Friday, February 12, 2010

Higher Sales Tax Proposal is Bad Magic

By Amy Blouin

Wouldn’t it be nice if Missouri could magically find the money needed to pay for services people need and to make the sort of investments that help build a prosperous future?

That’s pretty much what some state lawmakers are proposing. Wave a magic wand and — poof! — the state income tax disappears. Wave it again and — poof! — corporate taxes disappear. How would reducing revenues get us the money we need? Watch carefully as supporters of this plan pull a rabbit out of their hat. But wait, that’s not a rabbit — it’s a sales tax like none ever before seen in Missouri or any other state.

Measures have been introduced in the state House and Senate that would essentially take this approach to paying for Missouri’s needs. And like all magic tricks, they involve sleights of hand that, when closely observed, reveal that things are not as they seem.

Eliminating individual and corporate income taxes and replacing them with a greatly expanded sales tax would in fact be a bad deal for the vast majority of Missouri families, while also threatening the state’s ability to meet future needs.

First, let’s consider how much money we’re talking about. The taxes that supporters of this plan would eliminate took in almost $9.4 billion in 2008. To make up all of that through only a sales tax would mean taxing far more purchases than is the case today; in fact, far more than any other state taxes. According to the language of the proposals, we could see a new sales tax on nursing-home care, doctor’s office visits, child day-care services, purchases of new homes, funerals, food and prescription drugs, legal counseling and financial services, private K-12 school tuition and much more.
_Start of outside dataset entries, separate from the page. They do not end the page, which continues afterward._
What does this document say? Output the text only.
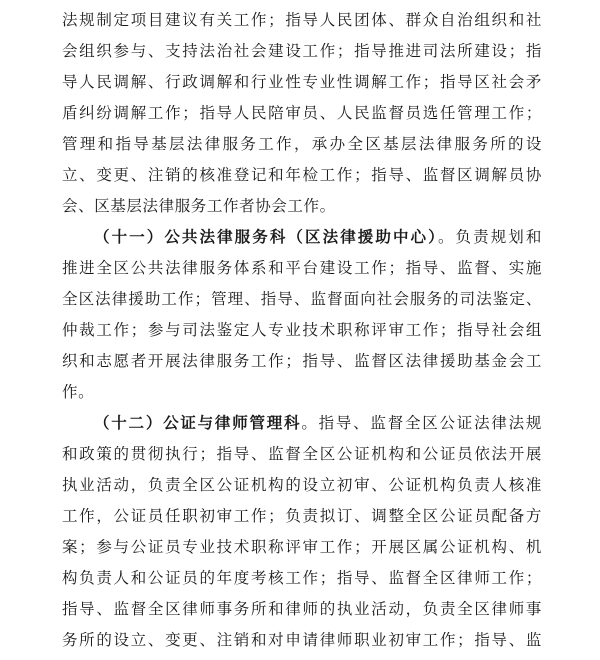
法规制定项目建议有关工作；指导人民团体、群众自治组织和社
会组织参与、支持法治社会建设工作；指导推进司法所建设；指
导人民调解、行政调解和行业性专业性调解工作；指导区社会矛
盾纠纷调解工作；指导人民陪审员、人民监督员选任管理工作；
管理和指导基层法律服务工作，承办全区基层法律服务所的设
立、变更、注销的核准登记和年检工作；指导、监督区调解员协
会、区基层法律服务工作者协会工作。
（十一）公共法律服务科（区法律援助中心）。负责规划和
推进全区公共法律服务体系和平台建设工作；指导、监督、实施
全区法律援助工作；管理、指导、监督面向社会服务的司法鉴定、
仲裁工作；参与司法鉴定人专业技术职称评审工作；指导社会组
织和志愿者开展法律服务工作；指导、监督区法律援助基金会工
作。
（十二）公证与律师管理科。指导、监督全区公证法律法规
和政策的贯彻执行；指导、监督全区公证机构和公证员依法开展
执业活动，负责全区公证机构的设立初审、公证机构负责人核准
工作，公证员任职初审工作；负责拟订、调整全区公证员配备方
案；参与公证员专业技术职称评审工作；开展区属公证机构、机
构负责人和公证员的年度考核工作；指导、监督全区律师工作；
指导、监督全区律师事务所和律师的执业活动，负责全区律师事
务所的设立、变更、注销和对申请律师职业初审工作；指导、监
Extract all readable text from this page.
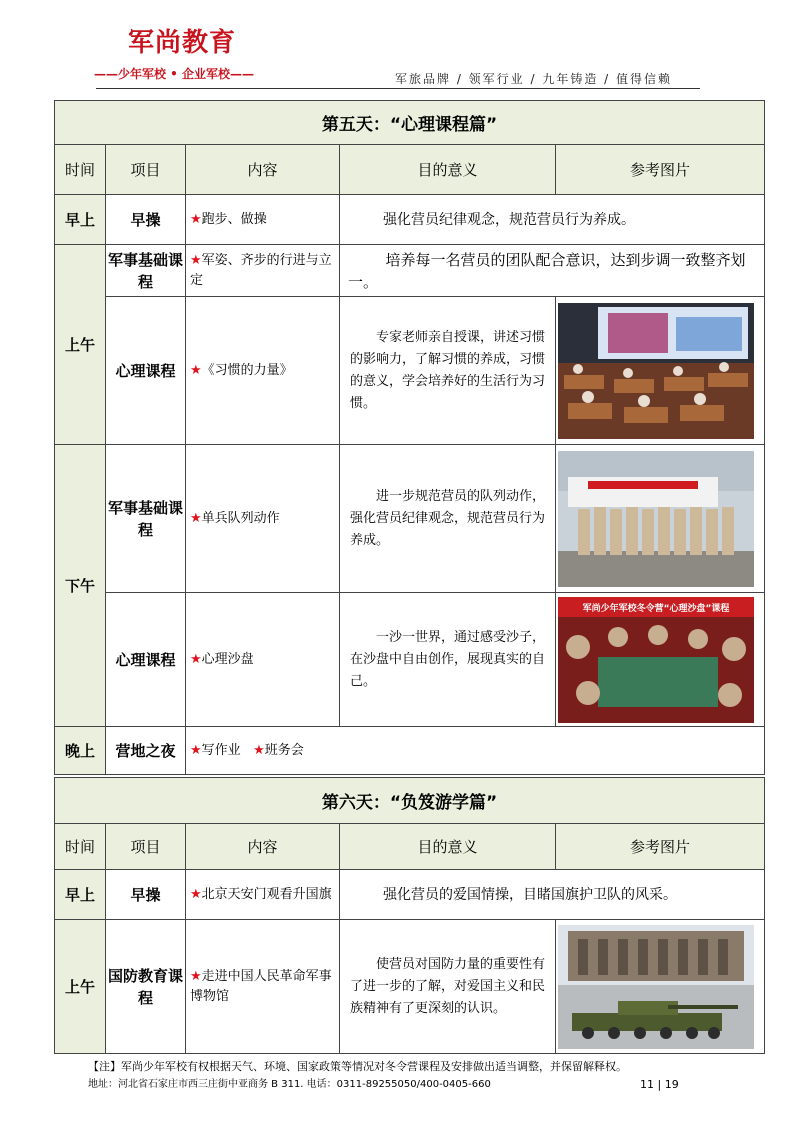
军尚教育
——少年军校 • 企业军校——	军旅品牌 / 领军行业 / 九年铸造 / 值得信赖
第五天：“心理课程篇”				
时间	项目	内容	目的意义	参考图片
早上	早操	★跑步、做操	强化营员纪律观念，规范营员行为养成。	
上午	军事基础课程	★军姿、齐步的行进与立定	培养每一名营员的团队配合意识，达到步调一致整齐划一。	
	心理课程	★《习惯的力量》	专家老师亲自授课，讲述习惯的影响力，了解习惯的养成，习惯的意义，学会培养好的生活行为习惯。	

下午	军事基础课程	★单兵队列动作	进一步规范营员的队列动作，强化营员纪律观念，规范营员行为养成。	

	心理课程	★心理沙盘	一沙一世界，通过感受沙子，在沙盘中自由创作，展现真实的自己。	军尚少年军校冬令营“心理沙盘”课程

晚上	营地之夜	★写作业 ★班务会		
第六天：“负笈游学篇”				
时间	项目	内容	目的意义	参考图片
早上	早操	★北京天安门观看升国旗	强化营员的爱国情操，目睹国旗护卫队的风采。	
上午	国防教育课程	★走进中国人民革命军事博物馆	使营员对国防力量的重要性有了进一步的了解，对爱国主义和民族精神有了更深刻的认识。	
【注】军尚少年军校有权根据天气、环境、国家政策等情况对冬令营课程及安排做出适当调整，并保留解释权。
地址：河北省石家庄市西三庄街中亚商务 B 311. 电话：0311-89255050/400-0405-660	11 | 19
Not only that, but the sales tax rate itself would have to go up dramatically in order to offset the money lost from ditching other taxes. That means what we pay in sales tax on items already taxed would have to be increased as well. Recent estimates show that to fully replace lost revenue, the

new sales tax rate would need to be approximately 11 percent -- not the 5.11 percent rate stated in the legislation.
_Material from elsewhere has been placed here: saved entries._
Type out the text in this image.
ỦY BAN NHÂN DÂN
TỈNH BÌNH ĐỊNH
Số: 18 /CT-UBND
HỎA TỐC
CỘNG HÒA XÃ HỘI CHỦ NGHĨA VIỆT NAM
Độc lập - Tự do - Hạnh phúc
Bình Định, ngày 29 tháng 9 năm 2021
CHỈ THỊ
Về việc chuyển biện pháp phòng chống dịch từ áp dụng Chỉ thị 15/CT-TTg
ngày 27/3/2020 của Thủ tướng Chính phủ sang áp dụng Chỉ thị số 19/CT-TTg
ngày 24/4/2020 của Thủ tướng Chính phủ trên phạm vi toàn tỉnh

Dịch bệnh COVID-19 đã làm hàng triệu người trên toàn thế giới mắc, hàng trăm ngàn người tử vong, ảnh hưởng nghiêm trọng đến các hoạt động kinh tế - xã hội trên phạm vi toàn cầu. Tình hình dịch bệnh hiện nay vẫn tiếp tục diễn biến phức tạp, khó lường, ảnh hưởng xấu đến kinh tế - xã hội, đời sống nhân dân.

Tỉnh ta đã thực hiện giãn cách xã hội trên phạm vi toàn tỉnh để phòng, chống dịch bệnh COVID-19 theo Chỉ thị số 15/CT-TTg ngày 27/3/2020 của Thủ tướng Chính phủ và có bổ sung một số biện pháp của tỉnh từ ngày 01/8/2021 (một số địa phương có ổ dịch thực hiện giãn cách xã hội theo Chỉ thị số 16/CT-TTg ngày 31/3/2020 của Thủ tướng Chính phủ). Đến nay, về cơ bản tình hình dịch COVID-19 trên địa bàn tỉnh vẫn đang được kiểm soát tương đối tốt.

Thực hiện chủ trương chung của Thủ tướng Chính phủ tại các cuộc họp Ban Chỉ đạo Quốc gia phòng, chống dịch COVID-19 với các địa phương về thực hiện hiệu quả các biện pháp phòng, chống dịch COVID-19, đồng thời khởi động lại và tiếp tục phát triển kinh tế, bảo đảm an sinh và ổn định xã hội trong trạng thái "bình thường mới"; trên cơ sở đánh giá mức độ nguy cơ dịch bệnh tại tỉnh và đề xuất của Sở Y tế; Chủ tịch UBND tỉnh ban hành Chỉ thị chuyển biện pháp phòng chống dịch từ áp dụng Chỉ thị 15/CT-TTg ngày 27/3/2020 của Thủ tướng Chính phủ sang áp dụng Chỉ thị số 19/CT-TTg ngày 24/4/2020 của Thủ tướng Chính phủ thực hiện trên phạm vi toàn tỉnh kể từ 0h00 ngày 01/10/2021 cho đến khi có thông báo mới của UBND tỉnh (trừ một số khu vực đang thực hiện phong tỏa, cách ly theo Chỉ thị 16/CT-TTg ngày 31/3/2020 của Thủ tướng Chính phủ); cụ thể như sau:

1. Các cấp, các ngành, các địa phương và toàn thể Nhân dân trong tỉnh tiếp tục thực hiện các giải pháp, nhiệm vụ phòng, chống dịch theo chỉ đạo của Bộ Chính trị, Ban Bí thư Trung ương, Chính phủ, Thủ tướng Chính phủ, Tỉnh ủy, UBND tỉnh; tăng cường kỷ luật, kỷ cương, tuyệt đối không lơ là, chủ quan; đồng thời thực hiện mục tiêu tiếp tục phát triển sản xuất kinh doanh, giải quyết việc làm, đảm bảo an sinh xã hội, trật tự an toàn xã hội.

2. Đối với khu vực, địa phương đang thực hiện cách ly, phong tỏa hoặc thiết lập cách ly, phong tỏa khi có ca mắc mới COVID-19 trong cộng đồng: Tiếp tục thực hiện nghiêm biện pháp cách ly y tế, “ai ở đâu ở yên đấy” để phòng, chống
It is clear who would bear the brunt of that increased tax rate. Because they don’t have as much money to stash away in savings, middle-income Missourians (including most seniors) spend a higher portion of their incomes on buying products and services than do the wealthiest people. Folks in the middle would get the biggest tax increases as a result of the income tax being eliminated.

And that’s just the impact today. As families know, needs and costs tend to rise. So how would this system pay for necessities like education, highway repair and job training in the future? The proposals rely on the Missouri Legislature to further raise the sales tax rate after the first year if the proposed rate proves insufficient. So there is no telling how high the sales tax rate would have to go, with the alternative being massive cuts in services people need.

No other state taxes services as broadly as would Missouri under these measures, which, among other things, raises the issue of how competitive Missouri would be with its neighbors. There are a few states with no income tax, but they collect significantly more revenue from tourism or oil severance fees than Missouri. None has in place a system like the one being proposed for Missouri. There simply is no comparison we can use to assess this proposal.

What is known, though, is that putting all of our eggs in the sales-tax basket would be a risky strategy, especially in tough economic times like these. No tax structure is perfect during a recession, but a diversified approach — sales and income taxes; taxes on businesses and individuals — has proved through the years to be the strongest.

In the end, there is no magic to building a prosperous state. We would do well to resist temptations of easy answers.
Amy Blouin is executive director of the Missouri Budget Project.